Avignon 2015, 80 % de travail, 20 % d’Avignon

21 juillet 2015

3ème Avignon en touriste, avec pour seule préoccupation est ce que je mets un soutif ou pas. Avignon est un sacerdoce pour les comédiens. Un séminaire.

Jouer une deux, trois pièces par jour, 15% des spectateurs qui sont là parce que le bouche à oreille leur a dit que la clim fonctionnait bien dans cette salle, 30% de programme établi sur Excel, les plus exigeants, 40 % de téléphone arabe dont 10 qui sortiront consternés parce qu’ils « s’attendaient vraiment pas à ça » et 15% de vrais curieux dont 5 de comédiens, qui comprennent l’accouchement qui se joue encore, et encore, et encore, de « bonjour bienvenue éteignez vos téléphones » à « merci d’être venus, on a deux pièces à vous conseiller, bon festival »

Avignon c’est commander un os à moelle sans savoir à l’avance si on aime ou pas, c’est au coeur de la chair que ça se fait.

T’es logé où ? Ca va tu tiens le coup, tu remplis, tu tractes, tu joues où à la rentrée, vous avez perdu de l’argent, tu penses que c’est ton dernier, voilà les marroniers. Quand Chazal lance son sujet au journal, elle dit pour la chaleur et que cette année encore plus de mille spectacles dans le off, et que 157000 visiteurs pour cette nouvelle édition. Elle dit pas pour le point de rencontre aux Corps saints, le QG de celles et ceux qui ont fini leur journée, et s’étaient promis de se coucher tôt en regardant inquiets les 2h11 affichés sur l’écran de leur portable.
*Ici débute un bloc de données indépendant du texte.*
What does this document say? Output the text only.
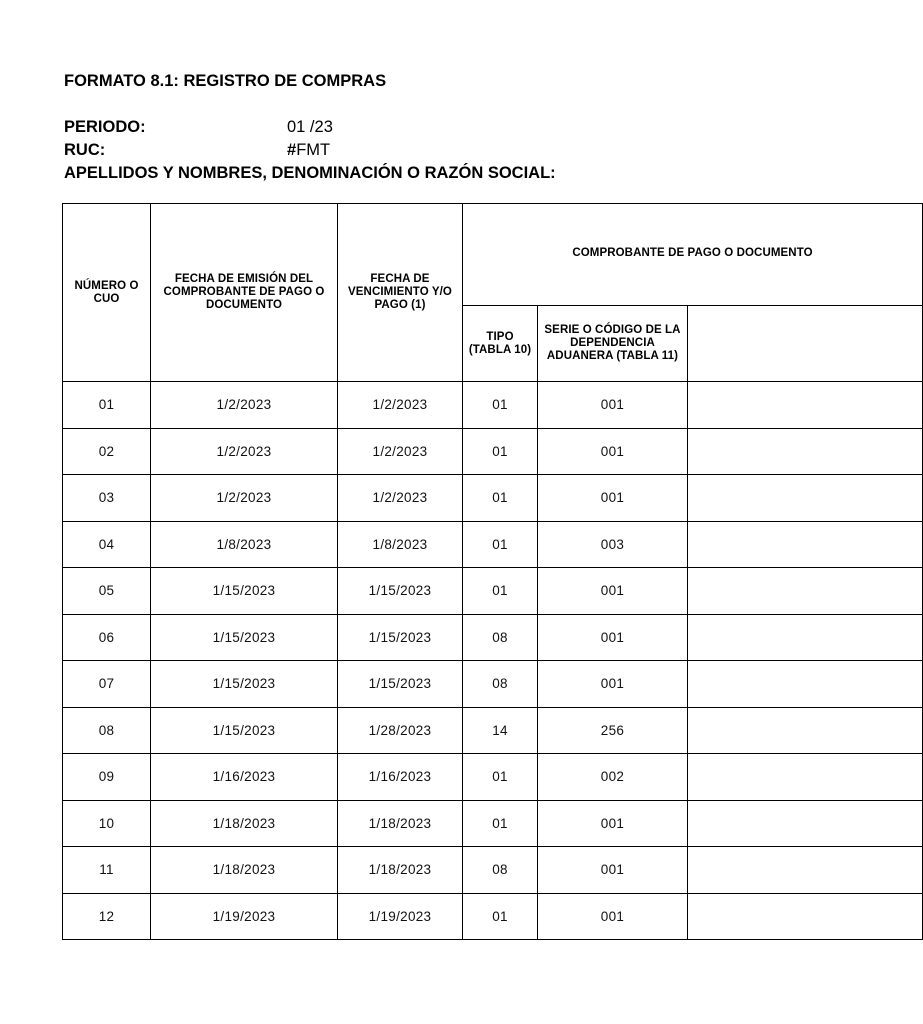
FORMATO 8.1: REGISTRO DE COMPRAS
PERIODO:	01 /23
RUC:	#FMT
APELLIDOS Y NOMBRES, DENOMINACIÓN O RAZÓN SOCIAL:
NÚMERO O CUO	FECHA DE EMISIÓN DEL COMPROBANTE DE PAGO O DOCUMENTO	FECHA DE VENCIMIENTO Y/O PAGO (1)	COMPROBANTE DE PAGO O DOCUMENTO		
			TIPO (TABLA 10)	SERIE O CÓDIGO DE LA DEPENDENCIA ADUANERA (TABLA 11)	
01	1/2/2023	1/2/2023	01	001	
02	1/2/2023	1/2/2023	01	001	
03	1/2/2023	1/2/2023	01	001	
04	1/8/2023	1/8/2023	01	003	
05	1/15/2023	1/15/2023	01	001	
06	1/15/2023	1/15/2023	08	001	
07	1/15/2023	1/15/2023	08	001	
08	1/15/2023	1/28/2023	14	256	
09	1/16/2023	1/16/2023	01	002	
10	1/18/2023	1/18/2023	01	001	
11	1/18/2023	1/18/2023	08	001	
12	1/19/2023	1/19/2023	01	001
Elle dit pas l’émotion de voir des standings à la fin de la pièce, elle dit pas pour Chatons Violents, pour Chagrin d’amour, pour la liste de mes envies, pour toutes ces pièces où y’a forcément un moment où tu ris sans pouvoir t’en empêcher et un autre où tu pleures sans trop savoir pourquoi. C’est trop beau. C’est trop sincère. Vous vouliez vous ancrer dans la réalité ? Ecoutez les parler, tous ceux qui jouent. Ils galèrent de ouf. C’est des urgentistes pendant trois semaines. Eux ils le connaissent leur métier, en revanche, qui va arriver et dans quel état, ça, impossible de le savoir. Alors ils attendent et ils font leur job. C’est ingrat de jouer, c’est un enfant. Des fois sans toi il est rien, il le dit, et puis le lendemain ils se barre sans dire merci sans dire à quelle heure il rentre. Donc en l’attendant, les épaules roses et les pommettes qui suent, les parents tractent, racolent, sourient aux badauds qui ont mis des chaussures confort et déambulent dans les rues piétonnes avec les pieds vers l’extérieur, comme on fait quand on est dans le dur des vacances. J’adore ce que vous faites, les applaudissements dans la rue, les fanfares, les affiches de ma concierge est frapadingue se cotoient, dans une ville dont l’objectif est pendant trois semaines de vous rendre la vie plus mignonne.

Alors évidemment il suffit de deux heures intramuros pour avoir envie d’extramurer les mecs au bout de leur vie qui te refilent sans entrain des flyers pourlingues en 60 grammes pour te vendre un spectacle que t’iras jamais voir parce que le type a prononcé le mot clown dans son pitch. Mais Avignon, quand t’oublies deux secondes le cynisme de Babylon, tu vois que c’est aussi, surtout, principalement, je sais pas lequel choisir, zoner avec les potes, traîner dans le château qu’aura loué Audrey Vernon la duchesse de la cité pendant tout le mois de juillet, l’entendre dire que c’est son dernier même si ton le monde sait qu’elle ment, et voir naître des spectacles dans la tête des gens qui joueront l’année prochaine InchAllah, complets trois jour à l’avance MachAllah.

et pourtant, je rejette tout ce qui tourne autour du concept de pantalon mou, mais j’aime de plus en plus ce festival de bonne volonté.